Feral Goats, Arapawa Rams & Wild Pigs
Feral goats live in groups of mixed ages, often containing both male and female animals. Males are the largest sex, with clearly heavier forequarters, shaggier coats, and larger horns. There is great variability in the colour as they can be black, white or brown or any combination of these. In New Zealand, both sexes have horns. For females, the horns are slender and curve upwards and backward, with a clear space between the bases. In males, the horns are larger and sweep up and backward or up and outwards in an open spiral. The horns are not shed annually like antlers but are retained for the life of the animal.
The Arapawa Sheep is a breed of feral sheep found primarily in the mountains of New Zealand, where they have probably been since they were introduced in 1867. Although there are many theories of how the sheep arrived, it is generally accepted that they are descendants of Merino strains from Australia. Most commonly the Arapawa colouring is all black. However, quite often, white points are displayed and on occasion, an all-white sheep can be found.
Wild pigs were introduced as early as 1769 by the French explorer Jean Francois Marie de Suville.
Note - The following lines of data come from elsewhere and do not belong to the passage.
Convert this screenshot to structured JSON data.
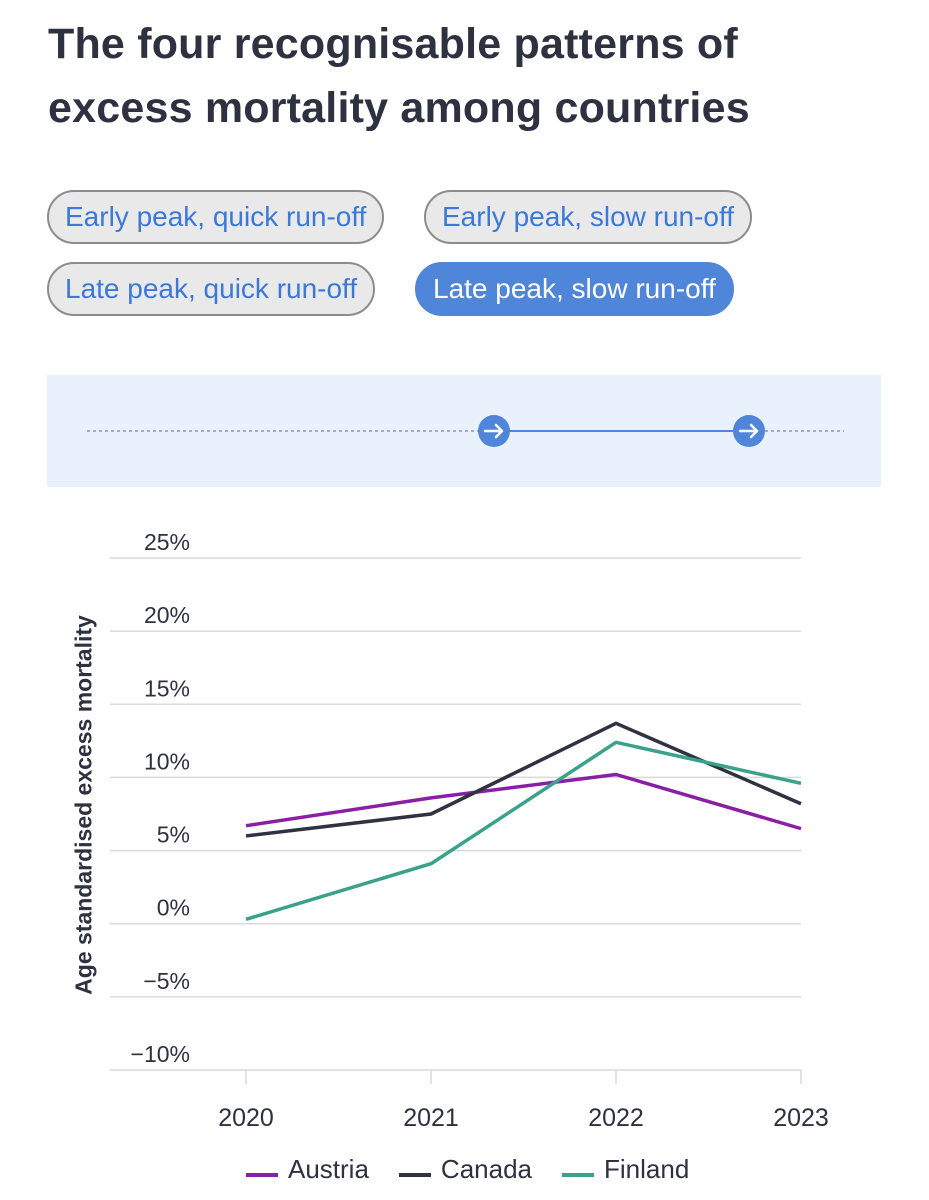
{
  "title": "The four recognisable patterns of excess mortality among countries",
  "filters": [
    {
      "label": "Early peak, quick run-off",
      "active": false
    },
    {
      "label": "Early peak, slow run-off",
      "active": false
    },
    {
      "label": "Late peak, quick run-off",
      "active": false
    },
    {
      "label": "Late peak, slow run-off",
      "active": true
    }
  ],
  "colors": {
    "accent": "#4f86d9",
    "Austria": "#8a1fa6",
    "Canada": "#2f3341",
    "Finland": "#3aa18a"
  },
  "chart_data": {
    "type": "line",
    "title": "",
    "xlabel": "",
    "ylabel": "Age standardised excess mortality",
    "x": [
      "2020",
      "2021",
      "2022",
      "2023"
    ],
    "ylim": [
      -10,
      25
    ],
    "yticks": [
      "25%",
      "20%",
      "15%",
      "10%",
      "5%",
      "0%",
      "−5%",
      "−10%"
    ],
    "ytick_values": [
      25,
      20,
      15,
      10,
      5,
      0,
      -5,
      -10
    ],
    "grid": true,
    "legend": "bottom",
    "series": [
      {
        "name": "Austria",
        "values": [
          6.7,
          8.6,
          10.2,
          6.5
        ]
      },
      {
        "name": "Canada",
        "values": [
          6.0,
          7.5,
          13.7,
          8.2
        ]
      },
      {
        "name": "Finland",
        "values": [
          0.3,
          4.1,
          12.4,
          9.6
        ]
      }
    ]
  }
}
A year later, Captain James Cook brought pigs with him, gifting some animals to local Maori that were then bred. These pigs occasionally escaped to form the wild pig populations that we have today. As a result, feral pigs in New Zealand are often referred to as ‘Captain Cookers.’ Most Captain Cookers are commonly black but there is considerable local variation in colour with ginger, sandy brown, white, gray and smoky blue, or combinations of these. Their tusks extend out from the lower jaw and curve upwards, outward and backward and can protrude 150 mm plus.